Former top United Nations envoy in Iraq, Sergio Vieira de Mello, who was killed in a terrorist attack on the world body's headquarters in Baghdad, is among six individuals and groups who have won this year's UN awards for human rights.
Sergio de Mello, who was UN high commissioner for refugees, was temporarily acting as the secretary-general's special representative in Iraq when a truck bomb destroyed the headquarters, killing 22 people.
Other winners include an Argentine
grandmother who tracks missing children, a Jordanian group which fights domestic violence, a West African women's peace network, an American founder of a group that tracks human rights worldwide and a Chinese who advocates rights of disabled.
The awards have been presented every five years since 1968, with the exception of 1983, under a United Nations General Assembly resolution and are meant to honour those making outstanding contribution in promotion and protection of civil liberties and fundamental freedoms.
Generally, the United Nations selects only five individuals or organisations, but this year an exception was made to honour Sergio de Mello.

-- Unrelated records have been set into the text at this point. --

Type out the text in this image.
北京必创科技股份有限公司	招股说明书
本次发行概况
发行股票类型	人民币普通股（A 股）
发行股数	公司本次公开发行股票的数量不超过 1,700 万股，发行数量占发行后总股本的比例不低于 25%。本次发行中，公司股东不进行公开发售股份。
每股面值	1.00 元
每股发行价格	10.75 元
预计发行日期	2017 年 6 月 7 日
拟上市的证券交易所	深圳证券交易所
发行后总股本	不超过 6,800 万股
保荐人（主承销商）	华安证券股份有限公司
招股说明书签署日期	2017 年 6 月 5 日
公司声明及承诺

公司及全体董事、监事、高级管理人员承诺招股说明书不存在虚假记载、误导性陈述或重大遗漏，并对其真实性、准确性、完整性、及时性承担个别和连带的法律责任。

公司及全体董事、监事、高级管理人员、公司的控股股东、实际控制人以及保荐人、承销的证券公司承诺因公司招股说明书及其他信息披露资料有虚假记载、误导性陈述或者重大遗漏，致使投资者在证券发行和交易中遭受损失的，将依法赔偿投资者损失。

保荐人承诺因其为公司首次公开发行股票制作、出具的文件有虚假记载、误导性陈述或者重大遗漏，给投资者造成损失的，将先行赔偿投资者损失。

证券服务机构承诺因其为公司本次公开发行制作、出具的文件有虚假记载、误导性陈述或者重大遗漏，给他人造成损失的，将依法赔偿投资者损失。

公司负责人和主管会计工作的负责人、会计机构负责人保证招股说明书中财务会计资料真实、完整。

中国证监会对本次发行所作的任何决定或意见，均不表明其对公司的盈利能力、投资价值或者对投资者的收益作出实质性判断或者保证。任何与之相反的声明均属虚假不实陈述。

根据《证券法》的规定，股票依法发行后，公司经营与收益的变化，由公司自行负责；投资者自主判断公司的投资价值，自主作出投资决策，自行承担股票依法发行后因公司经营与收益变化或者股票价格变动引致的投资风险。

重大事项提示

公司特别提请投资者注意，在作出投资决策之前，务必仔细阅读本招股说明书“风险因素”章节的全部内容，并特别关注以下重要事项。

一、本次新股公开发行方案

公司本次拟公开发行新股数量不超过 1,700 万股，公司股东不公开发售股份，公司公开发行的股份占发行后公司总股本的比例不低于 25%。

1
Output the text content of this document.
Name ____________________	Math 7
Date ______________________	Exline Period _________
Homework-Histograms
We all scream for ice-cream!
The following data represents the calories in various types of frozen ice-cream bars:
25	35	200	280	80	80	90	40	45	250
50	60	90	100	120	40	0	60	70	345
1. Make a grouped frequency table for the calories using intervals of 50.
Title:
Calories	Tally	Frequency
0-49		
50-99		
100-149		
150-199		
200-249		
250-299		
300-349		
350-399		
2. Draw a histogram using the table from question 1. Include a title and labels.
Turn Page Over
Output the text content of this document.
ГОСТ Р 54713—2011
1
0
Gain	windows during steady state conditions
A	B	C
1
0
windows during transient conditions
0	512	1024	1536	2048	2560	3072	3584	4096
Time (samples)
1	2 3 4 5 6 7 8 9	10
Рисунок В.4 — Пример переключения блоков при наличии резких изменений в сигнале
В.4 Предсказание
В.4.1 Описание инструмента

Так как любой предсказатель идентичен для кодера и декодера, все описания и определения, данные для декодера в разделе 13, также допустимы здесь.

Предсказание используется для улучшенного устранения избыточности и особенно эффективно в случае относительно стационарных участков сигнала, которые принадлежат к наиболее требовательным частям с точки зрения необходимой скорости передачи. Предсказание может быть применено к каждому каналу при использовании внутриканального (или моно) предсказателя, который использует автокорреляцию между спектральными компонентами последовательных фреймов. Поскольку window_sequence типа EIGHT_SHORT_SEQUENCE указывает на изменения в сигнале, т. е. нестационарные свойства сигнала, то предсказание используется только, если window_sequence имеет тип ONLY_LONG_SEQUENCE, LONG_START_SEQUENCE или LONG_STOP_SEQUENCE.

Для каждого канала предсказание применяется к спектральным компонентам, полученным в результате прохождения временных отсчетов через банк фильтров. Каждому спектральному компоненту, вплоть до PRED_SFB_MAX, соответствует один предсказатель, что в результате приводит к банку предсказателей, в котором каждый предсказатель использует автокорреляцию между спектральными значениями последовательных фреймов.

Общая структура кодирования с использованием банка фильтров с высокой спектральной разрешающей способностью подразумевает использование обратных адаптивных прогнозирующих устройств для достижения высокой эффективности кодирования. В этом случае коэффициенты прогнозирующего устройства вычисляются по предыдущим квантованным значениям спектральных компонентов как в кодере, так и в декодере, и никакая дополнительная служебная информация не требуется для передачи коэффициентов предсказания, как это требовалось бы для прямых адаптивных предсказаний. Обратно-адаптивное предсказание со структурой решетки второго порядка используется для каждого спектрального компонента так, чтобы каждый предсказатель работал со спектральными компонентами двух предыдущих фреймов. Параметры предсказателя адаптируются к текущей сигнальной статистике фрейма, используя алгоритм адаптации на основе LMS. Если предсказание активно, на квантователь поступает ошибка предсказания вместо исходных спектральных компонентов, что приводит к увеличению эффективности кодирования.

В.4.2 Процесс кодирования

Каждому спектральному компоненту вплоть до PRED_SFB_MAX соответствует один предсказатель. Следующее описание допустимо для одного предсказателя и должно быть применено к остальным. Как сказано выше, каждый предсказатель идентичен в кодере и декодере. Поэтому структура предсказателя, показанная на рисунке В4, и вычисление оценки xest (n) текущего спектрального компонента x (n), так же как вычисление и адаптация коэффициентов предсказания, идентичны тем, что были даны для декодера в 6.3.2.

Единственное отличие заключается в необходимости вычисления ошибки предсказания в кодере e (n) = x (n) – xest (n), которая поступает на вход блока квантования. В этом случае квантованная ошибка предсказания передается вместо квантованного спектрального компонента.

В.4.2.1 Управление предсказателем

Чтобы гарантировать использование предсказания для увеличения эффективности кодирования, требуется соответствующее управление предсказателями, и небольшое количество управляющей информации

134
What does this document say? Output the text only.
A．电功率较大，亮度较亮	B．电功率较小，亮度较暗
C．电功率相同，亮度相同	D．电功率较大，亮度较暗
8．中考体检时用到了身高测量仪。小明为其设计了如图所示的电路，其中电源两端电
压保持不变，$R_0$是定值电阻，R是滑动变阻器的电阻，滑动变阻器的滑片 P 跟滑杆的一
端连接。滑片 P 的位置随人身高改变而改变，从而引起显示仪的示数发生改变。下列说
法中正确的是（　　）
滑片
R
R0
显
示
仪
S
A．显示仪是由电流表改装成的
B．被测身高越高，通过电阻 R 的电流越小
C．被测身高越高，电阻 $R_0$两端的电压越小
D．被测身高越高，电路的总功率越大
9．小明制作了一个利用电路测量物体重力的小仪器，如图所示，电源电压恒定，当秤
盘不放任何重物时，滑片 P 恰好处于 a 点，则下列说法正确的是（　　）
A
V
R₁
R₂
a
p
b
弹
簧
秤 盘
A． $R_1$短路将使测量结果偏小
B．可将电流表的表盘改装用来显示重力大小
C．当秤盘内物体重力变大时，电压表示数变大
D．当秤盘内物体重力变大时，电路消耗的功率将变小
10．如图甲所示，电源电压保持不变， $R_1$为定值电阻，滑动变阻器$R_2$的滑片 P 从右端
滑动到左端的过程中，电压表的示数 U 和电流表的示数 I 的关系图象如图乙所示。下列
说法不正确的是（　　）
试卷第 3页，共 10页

The awards will be presented on December 10 at a ceremony to be held in the General Assembly hall, Assembly President Julian Hunte said on Tuesday.
The five winners will receive a commemorative plaque.
Besides Sergio de Mello, others who have won the award include Barnes de Carlotto, president of the Association Abuelas de Plaza de Mayo established in 1977 to look for hundreds of children who disappeared following the 1976 military coup in Argentina.
Pufang Deng of China, son of late Chinese leader Deng Xiaoping and founder-director of the Chinese Disabled Persons Federation, which fights for the rights of the disabled, will also be given the award.
The Family Protection Project Management Team in Jordan which helped to promote open discussion of such taboo subjects as domestic violence, gender equality and other human rights issues is one of the winners.
In the US, Shulamith Koenig who heads the People's Movement for Human Rights Education, founded in 1988 to create a global human rights culture, has been honoured for her work with educators, social justice groups and human rights experts.
The Mano River Women's Peace Network, which brings together women's organisations in Sierra Leone, Liberia and Guinea and has initiated projects to demobilise and reintegrate child soldiers, has also been bestowed with the award.